I'm not trying to say that I'm smarter than anyone; however I am saying that the conventional wisdom often spouted by the media and even players/coaches is often wrong, and since we hear that all the time, we take it as gospel truth.

the reality is much of conventional wisdom is wrong, but many people don't realize it, b/c hey when you hear something your whole life you take it as truth. that is what I was trying to point out in my OP.

if I insulted anyone, apologies, but sometimes saying some outrageous is the best way to get people thinking
Even though, you claim not to be insulting anyone, the mere statement, "the reality is much of conventional wisdom is wrong" sounds like you still think your smarter than everyone else. Since when are you the judge of conventional wisdom?
 
Even though, you claim not to be insulting anyone, the mere statement, "the reality is much of conventional wisdom is wrong" sounds like you still think your smarter than everyone else. Since when are you the judge of conventional wisdom?

I've learned from people much smarter than me that this is this case.

every baseball fan here should read this book



and every football fan here should read this book

 
the most basic example? the idea of "clutch", which is generally highly overrated by most people. is David Ortiz a clutch hitter? most people in Boston would laugh at the question - of course he is, maybe the best clutch hitter of all time!! if this is you, then please please please read this article
That article is chock full of logical errors. For example, it is ridiculous to define "clutch" in such a manner that a 15th inning game winning RBI against the Yankees in the 2004 ALCS is equivalent to an 8th inning hit in mid-June when you're leading by a run against the Royals.

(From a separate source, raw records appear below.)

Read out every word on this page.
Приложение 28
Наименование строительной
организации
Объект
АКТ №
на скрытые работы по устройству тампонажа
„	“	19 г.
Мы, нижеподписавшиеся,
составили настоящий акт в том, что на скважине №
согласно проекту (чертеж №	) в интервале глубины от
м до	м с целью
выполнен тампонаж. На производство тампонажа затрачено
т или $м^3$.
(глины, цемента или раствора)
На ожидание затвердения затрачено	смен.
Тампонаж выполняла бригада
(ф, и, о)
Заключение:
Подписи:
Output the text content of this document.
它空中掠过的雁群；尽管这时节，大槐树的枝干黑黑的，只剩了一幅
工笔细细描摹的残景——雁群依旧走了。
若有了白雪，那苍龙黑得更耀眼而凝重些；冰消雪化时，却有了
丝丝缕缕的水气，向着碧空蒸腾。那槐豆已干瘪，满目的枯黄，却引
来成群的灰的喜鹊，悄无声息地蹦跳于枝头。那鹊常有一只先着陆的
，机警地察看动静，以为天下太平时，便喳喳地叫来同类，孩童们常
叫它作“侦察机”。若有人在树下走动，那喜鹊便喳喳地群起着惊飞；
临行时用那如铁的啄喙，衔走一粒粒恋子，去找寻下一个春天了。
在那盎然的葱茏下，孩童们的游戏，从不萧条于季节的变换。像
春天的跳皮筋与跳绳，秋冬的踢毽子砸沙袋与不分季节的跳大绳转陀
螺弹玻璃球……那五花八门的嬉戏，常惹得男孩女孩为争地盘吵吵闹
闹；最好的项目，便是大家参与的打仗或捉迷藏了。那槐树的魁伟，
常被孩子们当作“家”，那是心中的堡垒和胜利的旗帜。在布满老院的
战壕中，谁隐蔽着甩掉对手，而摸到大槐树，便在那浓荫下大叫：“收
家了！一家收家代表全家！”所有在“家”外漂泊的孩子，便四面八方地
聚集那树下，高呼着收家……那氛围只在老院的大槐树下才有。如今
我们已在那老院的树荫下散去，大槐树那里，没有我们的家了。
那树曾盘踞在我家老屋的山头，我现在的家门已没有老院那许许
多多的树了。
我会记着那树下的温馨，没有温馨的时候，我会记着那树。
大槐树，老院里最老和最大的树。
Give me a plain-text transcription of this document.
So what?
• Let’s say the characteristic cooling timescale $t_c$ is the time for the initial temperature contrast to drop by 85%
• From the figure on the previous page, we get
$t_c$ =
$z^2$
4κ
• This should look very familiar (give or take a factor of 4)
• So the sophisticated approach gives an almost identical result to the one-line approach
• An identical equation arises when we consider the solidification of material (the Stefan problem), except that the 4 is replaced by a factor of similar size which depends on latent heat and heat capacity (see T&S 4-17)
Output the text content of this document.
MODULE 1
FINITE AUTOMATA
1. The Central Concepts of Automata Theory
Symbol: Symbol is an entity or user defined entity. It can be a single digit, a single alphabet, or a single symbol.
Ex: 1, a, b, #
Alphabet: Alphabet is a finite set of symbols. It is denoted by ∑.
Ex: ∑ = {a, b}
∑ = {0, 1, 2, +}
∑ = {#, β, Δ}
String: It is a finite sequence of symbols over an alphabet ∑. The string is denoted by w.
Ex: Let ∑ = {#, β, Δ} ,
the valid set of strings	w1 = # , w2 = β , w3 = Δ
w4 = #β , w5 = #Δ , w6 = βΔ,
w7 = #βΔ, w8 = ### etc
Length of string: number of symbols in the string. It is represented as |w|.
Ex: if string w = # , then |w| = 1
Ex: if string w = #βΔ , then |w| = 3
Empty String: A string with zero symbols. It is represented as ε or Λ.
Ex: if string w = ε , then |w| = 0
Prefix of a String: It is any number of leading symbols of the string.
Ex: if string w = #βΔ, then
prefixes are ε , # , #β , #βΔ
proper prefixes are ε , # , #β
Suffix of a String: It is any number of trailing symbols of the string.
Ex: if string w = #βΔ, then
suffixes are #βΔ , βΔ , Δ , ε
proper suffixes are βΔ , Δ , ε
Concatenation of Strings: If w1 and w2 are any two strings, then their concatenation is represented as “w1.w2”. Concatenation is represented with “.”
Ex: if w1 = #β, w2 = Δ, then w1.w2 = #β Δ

David Ortiz' reputation for "clutch" was cemented during the 2004 ALCS when he took the team on his back and carried them to a pennant.
in football, what does this mean? Well, read the Adam Vinatieri Mr. Clutch thread. my basic opinion is that AV makes the frozen ball kick vs the Titans or the blizzard kick vs the Raiders AT MOST 50% of the time. The odds of him hitting both? 25%. of course, he ended up making both. this doesn't make him clutch, it makes him a beneficiary of positive variance - instead of the likely 75% outcome (him missing 1) he got the 25% outcome. like a roulette wheel landing on red twice in a row.
Here's your logical flaw: Making an important FG is not a random spin of a roulette wheel. There are men who perform better under pressure and there are men who perform worse. Just look at Vanderjagt in 2005. One of the best FG percentages of all time, but when the game was on the line against the Steelers, he missed by a mile (I'm serious... I don't think I have ever seen a FG miss by so much that wasn't blocked). That ain't a "statistical variance" - that's a man who does not perform well under immense pressure.
another example: most people remember Tom Brady winning MVP of the SB in 2001. what most people don't remember is his actual performance in that game: 16 of 27 passes for 145 yards with a touchdown.
The Super Bowl MVP Award has become a pathetic joke. Ty Law and Otis Smith deserved co-MVP's from SB36. But Brady deserved it over Branch in SB39. And there's no way in hell Manning deserved it last year.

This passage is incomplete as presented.